Without a vigorous Black Lives Matter movement demanding revolutionary system-wide transformation this cannot happen. This is why we must keep it alive at all costs following the election. 

As we do so, we should heed Martin Luther King’s warning toward the end of his life about the need to remain astute when building alliances. Build them, he proposed, but never become dependent “on the good will and understanding of those who profit by exploiting us. (King 1961)

Only independent mass movements are successful mass movements. We can’t afford to forget this. 

References

Biden, Joe and Clair Sanford. 2020. “Joe Biden Pittsburgh Speech Transcript August 31.” Rev.

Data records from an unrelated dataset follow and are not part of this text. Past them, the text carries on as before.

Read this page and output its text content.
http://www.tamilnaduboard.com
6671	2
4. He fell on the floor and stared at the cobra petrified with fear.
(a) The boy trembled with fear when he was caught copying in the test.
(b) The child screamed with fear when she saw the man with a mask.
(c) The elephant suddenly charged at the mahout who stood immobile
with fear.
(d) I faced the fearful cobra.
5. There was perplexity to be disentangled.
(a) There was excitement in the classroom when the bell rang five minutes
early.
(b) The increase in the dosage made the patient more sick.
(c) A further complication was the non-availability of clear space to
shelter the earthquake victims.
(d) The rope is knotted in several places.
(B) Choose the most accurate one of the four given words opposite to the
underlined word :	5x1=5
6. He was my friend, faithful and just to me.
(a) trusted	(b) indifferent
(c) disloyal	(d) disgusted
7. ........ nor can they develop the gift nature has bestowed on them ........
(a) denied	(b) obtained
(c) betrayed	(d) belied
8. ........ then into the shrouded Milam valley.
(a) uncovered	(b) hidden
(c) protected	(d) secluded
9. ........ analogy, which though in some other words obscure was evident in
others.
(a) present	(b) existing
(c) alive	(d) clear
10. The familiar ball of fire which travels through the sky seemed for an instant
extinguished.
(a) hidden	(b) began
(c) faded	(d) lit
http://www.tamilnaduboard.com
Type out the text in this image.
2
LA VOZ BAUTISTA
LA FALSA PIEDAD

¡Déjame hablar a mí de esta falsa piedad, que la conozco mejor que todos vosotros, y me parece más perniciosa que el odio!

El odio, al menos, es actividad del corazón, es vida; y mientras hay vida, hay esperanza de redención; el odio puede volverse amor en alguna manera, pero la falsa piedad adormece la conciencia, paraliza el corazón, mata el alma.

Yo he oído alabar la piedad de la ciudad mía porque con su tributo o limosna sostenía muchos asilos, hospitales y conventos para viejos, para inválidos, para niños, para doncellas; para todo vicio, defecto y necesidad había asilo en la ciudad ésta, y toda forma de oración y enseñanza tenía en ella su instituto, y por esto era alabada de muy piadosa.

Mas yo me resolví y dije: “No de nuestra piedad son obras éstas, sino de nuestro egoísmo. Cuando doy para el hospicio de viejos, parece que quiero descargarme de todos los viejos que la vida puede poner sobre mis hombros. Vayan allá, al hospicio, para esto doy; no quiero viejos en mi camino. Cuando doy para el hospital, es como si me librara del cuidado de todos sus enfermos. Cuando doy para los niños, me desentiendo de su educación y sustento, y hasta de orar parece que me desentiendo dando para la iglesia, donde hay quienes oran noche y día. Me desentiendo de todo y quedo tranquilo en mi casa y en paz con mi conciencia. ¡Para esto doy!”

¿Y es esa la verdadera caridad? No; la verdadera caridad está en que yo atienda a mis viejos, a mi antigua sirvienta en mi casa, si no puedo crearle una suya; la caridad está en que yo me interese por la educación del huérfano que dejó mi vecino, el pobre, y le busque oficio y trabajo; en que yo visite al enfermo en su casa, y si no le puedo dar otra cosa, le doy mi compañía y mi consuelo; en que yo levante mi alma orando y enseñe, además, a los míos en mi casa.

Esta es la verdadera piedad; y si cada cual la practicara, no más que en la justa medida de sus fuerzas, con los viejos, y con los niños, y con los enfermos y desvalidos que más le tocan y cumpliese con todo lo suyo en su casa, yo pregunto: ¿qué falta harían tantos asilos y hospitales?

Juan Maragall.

August 31, 2020. https://www.rev.com/blog/transcripts/joe-biden-pittsburgh-speech-transcript-august-31.

D’Costa, Krystal. 2017. “The History behind the King George III Statue Meme.” Scientific American Blog Network. August 23, 2017. https://blogs.scientificamerican.com/anthropology-in-practice/the-history-behind-the-king-george-iii-statue-meme/

Edelman, Adam and Allan Smith. 2020. “Biden Says Trump Can’t Stop Violence He Has ‘fomented’ for Years.” NBC News: Aug. 31, 2020. https://www.nbcnews.com/politics/2020-election/biden-say-trump-can-t-stop-violence-because-he-has-n1238858.

‌‌Heaney, Michael T.‌ and Fabio Rojas. 2015. Party in the Street : The Antiwar Movement and the Democratic Party after 9/11. New York: Cambridge Univ. Press.

Hosmer, James K. 1896. The Life of Thomas Hutchinson: Royal Governor of the Province of Massachusetts . Boston and New York: Houghton, Mifflin and Company.

King, Martin Luther. 1967. “The Other America.” Crmvet.Org. https://www.crmvet.org/docs/otheram.htm

————————– 1961. “Speech to the AFL-CIO.” Substancenews.Net. 2014. http://www.substancenews.net/articles.php?page=4740.

‌Nash, Gary B. 2006. The Unknown American Revolution. New York: Penguin Books.